Acropolis of Pantelleria


 Via Farchicalà, 20 - Pantelleria (TP)

The Acropolis of San Marco and Santa Teresa in Pantelleria is an archaeological site that contains the remains of the acropolis of the city of Cossyra , the ancient Roman name of Pantelleria.
The archaeological site is spread over the two hills of San Marco and Santa Teresa and along the flat saddle that separates them and presents urbanistically relevant elements of Punic and Roman times .
Inside the site the excavations they brought to light part of the Punic period walls and a terracing system with an important defensive function. On the top of the hill of San Marco there is a complex system of cisterns, communicating with each other, with an elongated and irregular profile, dug into the rocky bank even at a considerable depth. The main political, public and sacred functions of the Punic and Roman settlement were to be concentrated on the two heights of San Marco and Santa Teresa.
On the slopes of the hill stood monumental structures and certainly a temple from the 2nd century BC. of which some architectural elements such as Corinthian-Italic capitals and sculptures in local stuccoed stone have been recovered inside the cisterns.

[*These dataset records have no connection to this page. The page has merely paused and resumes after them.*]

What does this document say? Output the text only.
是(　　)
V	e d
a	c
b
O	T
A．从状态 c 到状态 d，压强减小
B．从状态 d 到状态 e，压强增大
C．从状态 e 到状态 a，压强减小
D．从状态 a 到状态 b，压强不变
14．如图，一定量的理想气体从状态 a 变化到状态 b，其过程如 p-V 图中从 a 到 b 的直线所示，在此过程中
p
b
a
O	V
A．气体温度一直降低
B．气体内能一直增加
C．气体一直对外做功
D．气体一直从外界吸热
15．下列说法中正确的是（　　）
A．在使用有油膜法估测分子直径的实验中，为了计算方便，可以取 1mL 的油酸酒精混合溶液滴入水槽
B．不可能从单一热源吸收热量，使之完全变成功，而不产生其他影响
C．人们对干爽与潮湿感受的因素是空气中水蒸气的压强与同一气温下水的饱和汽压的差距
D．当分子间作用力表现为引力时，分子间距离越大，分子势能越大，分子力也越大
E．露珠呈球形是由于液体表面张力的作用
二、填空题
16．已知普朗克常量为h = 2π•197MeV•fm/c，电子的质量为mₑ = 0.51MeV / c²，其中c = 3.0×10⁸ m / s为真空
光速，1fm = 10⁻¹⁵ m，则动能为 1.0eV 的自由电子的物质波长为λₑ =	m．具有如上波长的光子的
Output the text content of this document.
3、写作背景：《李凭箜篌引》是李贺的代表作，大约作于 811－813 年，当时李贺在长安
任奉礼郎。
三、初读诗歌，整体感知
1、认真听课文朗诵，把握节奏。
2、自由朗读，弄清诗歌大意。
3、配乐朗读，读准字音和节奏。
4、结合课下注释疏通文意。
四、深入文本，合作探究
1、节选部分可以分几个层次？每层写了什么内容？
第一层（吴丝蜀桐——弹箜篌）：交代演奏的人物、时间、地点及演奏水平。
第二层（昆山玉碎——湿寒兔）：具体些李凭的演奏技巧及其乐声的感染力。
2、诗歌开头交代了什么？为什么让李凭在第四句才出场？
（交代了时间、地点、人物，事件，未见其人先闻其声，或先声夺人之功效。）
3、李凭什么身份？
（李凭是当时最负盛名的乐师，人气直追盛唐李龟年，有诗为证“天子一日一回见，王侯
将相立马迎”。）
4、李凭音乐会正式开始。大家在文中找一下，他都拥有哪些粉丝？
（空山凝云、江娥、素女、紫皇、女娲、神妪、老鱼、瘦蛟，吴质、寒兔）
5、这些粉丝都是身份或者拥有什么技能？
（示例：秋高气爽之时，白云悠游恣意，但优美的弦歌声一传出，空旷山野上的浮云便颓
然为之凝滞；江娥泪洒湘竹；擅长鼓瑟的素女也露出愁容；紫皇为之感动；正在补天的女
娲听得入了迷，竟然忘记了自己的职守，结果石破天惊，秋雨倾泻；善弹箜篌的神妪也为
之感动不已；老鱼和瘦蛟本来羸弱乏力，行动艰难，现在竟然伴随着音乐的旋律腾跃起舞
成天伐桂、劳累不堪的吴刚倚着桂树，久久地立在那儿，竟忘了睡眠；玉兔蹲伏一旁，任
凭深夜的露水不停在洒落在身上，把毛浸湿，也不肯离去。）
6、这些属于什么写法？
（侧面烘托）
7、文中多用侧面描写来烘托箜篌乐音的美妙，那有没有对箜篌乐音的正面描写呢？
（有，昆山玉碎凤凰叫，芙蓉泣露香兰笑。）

From the imperial age, numerous fragments of marble inlays and marble sculptures have been brought to light, as well as the three famous portraits of Caesar, Antonia Minor and Titus , what are called The Heads of Pantelleria . These are three marble heads of exceptional workmanship and excellent conservation, today kept in the castle of Pantelleria. The heads of Julius Caesar and of Antonia Minor, wife of Drusus, brother of Tiberius, and mother of the emperor Claudius, lay in the same cistern under a thick layer of ash with evident traces of a sacrificial stake of animal bones together with a significant presence of ceramic. This has led to the belief that the two heads were laid down following a religious ceremony. The reason for the deposition is not known, but it is believed that these were removed from the public building in which they were located to make room for the characters of the new dynasty: the Flavians. The third head, that of the emperor Titus, son of Vespasian of the Flavian family, was found in a second cistern, where it was probably hidden during the invasion of the Vandals which, around the sixth century AD, caused its definitive abandonment. of the acropolis of Cossyra.
On the western slope of the hill, the road axis that descends towards the lower city and a stairway that allows you to reach the ramp through a monumental gate, Punic testimony of a complex system of fortifications with towers, from the 4th and 3rd centuries BC. The construction of the imposing wall of square blocks dates back to the same period.